28.08 — 29.11.2020

Jacques Hérold

L’artiste Jacques Hérold (1910–1987, RO) naquit dans une famille juive en Roumanie. Il commença des études à l’Académie des arts de Budapest, qu’il abandonna en 1929 pour travailler dans un cabinet d’architecture. En 1930, il s’installa en France grâce à de faux papiers d’identité et changea son nom d’origine Blumer en Hérold. À Paris, il fut présenté au groupe d’André Breton, où il entretint également une étroite amitié avec Constantin Brancusi. En 1940, il s’échappa pour Marseille en compagnie d’autres intellectuels, dans l’espoir d’obtenir un visa pour les États-Unis.

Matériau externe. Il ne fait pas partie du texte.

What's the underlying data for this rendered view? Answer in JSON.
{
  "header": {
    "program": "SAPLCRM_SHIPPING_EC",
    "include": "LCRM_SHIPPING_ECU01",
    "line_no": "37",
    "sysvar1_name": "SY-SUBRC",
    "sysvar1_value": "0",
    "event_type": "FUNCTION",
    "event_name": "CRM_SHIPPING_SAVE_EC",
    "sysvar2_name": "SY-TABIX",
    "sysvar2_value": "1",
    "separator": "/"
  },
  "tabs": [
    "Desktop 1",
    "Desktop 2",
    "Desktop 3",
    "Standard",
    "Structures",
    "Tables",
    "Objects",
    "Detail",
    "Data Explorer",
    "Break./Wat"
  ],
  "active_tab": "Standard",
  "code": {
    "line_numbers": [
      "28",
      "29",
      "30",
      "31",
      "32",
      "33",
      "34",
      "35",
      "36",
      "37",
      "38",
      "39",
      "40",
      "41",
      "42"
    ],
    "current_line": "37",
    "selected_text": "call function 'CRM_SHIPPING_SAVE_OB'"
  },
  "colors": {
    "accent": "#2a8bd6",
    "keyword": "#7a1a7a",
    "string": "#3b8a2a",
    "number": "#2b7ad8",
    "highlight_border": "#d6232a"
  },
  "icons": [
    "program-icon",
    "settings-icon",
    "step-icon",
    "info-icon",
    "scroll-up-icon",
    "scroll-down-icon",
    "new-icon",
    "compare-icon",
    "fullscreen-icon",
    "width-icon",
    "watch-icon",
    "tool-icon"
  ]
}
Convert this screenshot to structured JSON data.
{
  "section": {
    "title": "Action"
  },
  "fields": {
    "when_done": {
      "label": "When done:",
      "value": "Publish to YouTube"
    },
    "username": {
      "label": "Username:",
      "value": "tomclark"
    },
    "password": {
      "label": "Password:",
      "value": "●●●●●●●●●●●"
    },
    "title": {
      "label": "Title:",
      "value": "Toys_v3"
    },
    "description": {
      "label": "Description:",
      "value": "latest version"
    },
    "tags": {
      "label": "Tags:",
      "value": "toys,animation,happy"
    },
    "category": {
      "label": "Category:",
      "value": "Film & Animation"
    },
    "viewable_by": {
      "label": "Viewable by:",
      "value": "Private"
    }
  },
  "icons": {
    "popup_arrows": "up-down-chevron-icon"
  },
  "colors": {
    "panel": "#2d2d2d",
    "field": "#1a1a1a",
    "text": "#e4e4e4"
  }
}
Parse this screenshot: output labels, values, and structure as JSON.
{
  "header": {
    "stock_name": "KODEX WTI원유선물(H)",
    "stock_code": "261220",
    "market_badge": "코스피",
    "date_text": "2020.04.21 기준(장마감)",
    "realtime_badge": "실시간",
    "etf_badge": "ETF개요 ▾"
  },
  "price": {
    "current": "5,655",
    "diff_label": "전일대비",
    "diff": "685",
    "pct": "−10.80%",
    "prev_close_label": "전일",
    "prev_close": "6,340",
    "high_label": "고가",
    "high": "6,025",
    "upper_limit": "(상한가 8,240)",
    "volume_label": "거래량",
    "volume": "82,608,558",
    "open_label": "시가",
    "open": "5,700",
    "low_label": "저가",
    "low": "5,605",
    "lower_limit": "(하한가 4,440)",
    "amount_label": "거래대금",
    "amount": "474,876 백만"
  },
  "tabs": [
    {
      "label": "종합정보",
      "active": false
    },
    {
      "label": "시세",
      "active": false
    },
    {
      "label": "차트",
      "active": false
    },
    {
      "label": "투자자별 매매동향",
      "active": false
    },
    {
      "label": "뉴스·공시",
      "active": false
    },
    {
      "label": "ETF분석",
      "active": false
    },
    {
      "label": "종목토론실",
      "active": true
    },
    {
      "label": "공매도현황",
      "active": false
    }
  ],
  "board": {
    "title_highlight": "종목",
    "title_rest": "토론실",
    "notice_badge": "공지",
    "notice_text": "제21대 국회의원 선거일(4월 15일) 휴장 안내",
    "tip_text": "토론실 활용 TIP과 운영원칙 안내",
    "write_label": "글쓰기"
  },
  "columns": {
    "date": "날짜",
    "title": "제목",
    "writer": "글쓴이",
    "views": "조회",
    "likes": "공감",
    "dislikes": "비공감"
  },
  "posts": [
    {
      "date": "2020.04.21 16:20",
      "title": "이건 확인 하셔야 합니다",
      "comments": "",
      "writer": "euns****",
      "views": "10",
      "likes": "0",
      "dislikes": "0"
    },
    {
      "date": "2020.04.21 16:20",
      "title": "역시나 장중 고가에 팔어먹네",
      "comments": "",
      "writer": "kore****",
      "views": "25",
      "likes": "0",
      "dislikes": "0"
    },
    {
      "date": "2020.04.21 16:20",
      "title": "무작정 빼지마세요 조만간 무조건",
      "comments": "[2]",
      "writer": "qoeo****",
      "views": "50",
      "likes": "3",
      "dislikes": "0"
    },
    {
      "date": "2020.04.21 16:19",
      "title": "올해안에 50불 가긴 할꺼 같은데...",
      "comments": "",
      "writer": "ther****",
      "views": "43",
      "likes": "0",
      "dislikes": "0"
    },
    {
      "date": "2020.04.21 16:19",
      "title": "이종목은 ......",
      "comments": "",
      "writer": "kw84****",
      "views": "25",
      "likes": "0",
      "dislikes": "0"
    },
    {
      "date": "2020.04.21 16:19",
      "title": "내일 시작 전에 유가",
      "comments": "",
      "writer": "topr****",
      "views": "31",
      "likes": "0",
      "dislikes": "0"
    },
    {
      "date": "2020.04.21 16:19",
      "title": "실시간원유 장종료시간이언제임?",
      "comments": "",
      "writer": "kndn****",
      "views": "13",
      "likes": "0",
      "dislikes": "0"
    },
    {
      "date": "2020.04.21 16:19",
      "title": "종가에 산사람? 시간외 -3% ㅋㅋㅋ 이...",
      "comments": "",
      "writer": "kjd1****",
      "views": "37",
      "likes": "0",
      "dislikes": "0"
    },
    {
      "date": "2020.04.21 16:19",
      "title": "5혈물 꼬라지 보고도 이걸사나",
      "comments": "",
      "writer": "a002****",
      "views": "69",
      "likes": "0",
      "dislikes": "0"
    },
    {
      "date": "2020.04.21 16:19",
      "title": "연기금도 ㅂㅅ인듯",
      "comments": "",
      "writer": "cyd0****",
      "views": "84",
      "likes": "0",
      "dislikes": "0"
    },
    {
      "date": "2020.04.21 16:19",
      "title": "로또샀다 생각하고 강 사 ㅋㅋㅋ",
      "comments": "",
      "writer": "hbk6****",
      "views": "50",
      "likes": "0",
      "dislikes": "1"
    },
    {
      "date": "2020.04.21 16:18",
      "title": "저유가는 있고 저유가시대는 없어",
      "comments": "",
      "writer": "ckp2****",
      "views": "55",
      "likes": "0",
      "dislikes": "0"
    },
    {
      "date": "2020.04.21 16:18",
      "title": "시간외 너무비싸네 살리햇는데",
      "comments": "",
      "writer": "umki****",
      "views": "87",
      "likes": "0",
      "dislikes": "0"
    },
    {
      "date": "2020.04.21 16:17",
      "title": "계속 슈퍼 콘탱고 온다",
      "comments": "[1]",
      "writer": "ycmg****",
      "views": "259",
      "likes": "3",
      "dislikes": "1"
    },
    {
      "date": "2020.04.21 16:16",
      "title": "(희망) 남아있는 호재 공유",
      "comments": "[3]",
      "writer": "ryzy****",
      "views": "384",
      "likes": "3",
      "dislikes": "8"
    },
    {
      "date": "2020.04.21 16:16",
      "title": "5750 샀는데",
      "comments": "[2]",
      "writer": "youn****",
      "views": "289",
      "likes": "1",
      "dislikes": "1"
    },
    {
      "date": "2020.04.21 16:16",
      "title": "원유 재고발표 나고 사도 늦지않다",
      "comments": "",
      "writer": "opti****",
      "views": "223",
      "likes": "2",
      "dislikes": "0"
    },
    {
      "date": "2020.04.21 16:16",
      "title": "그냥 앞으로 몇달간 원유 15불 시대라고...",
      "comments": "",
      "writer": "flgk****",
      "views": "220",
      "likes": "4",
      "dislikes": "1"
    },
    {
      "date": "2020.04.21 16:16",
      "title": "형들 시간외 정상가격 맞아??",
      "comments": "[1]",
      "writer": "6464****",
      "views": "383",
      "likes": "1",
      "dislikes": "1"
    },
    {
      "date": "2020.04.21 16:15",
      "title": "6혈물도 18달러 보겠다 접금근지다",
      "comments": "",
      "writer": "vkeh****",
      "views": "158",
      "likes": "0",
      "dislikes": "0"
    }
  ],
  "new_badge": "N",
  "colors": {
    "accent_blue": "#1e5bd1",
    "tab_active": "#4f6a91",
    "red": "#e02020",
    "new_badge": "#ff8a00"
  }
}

Il ne quitta cependant pas la France et se cacha dans le quartier arabe de la Porte d’Aix jusqu’en 1942, où il vécut de la confection de bouchées Croque-Fruits. Il quitta le groupe surréaliste en 1951, puis se tourna vers l’abstraction lyrique et le tachisme.

Jeu de Marseille

Parmi les nombreuses réalisations des artistes et écrivain·e·s rassemblé·e·s à la Villa Air-Bel, la plus marquante est certainement le Jeu de Marseille – clin d’œil aux fameux « tarots de Marseille », qu’André Breton étudiait à l’époque. Les Surréalistes réinventèrent l’iconographie d’un jeu de carte classique, reprenant les figures et des symboles fétiches du mouvement. Les couleurs deviennent la flamme de l’Amour (représentée par Baudelaire, la Religieuse portugaise de Stendhal et Novalis), l’étoile noire du Rêve (Lautréamont, Alice de Lewis Carroll et Sigmund Freud), la roue sanglante de la Révolution (le Marquis de Sade, Lamiel et Pancho Villa) et la serrure de la Connaissance (Hegel, Hélène Smith et Paracelse). Les rois deviennent génies, les dames se muent en sirènes et les valets en mages.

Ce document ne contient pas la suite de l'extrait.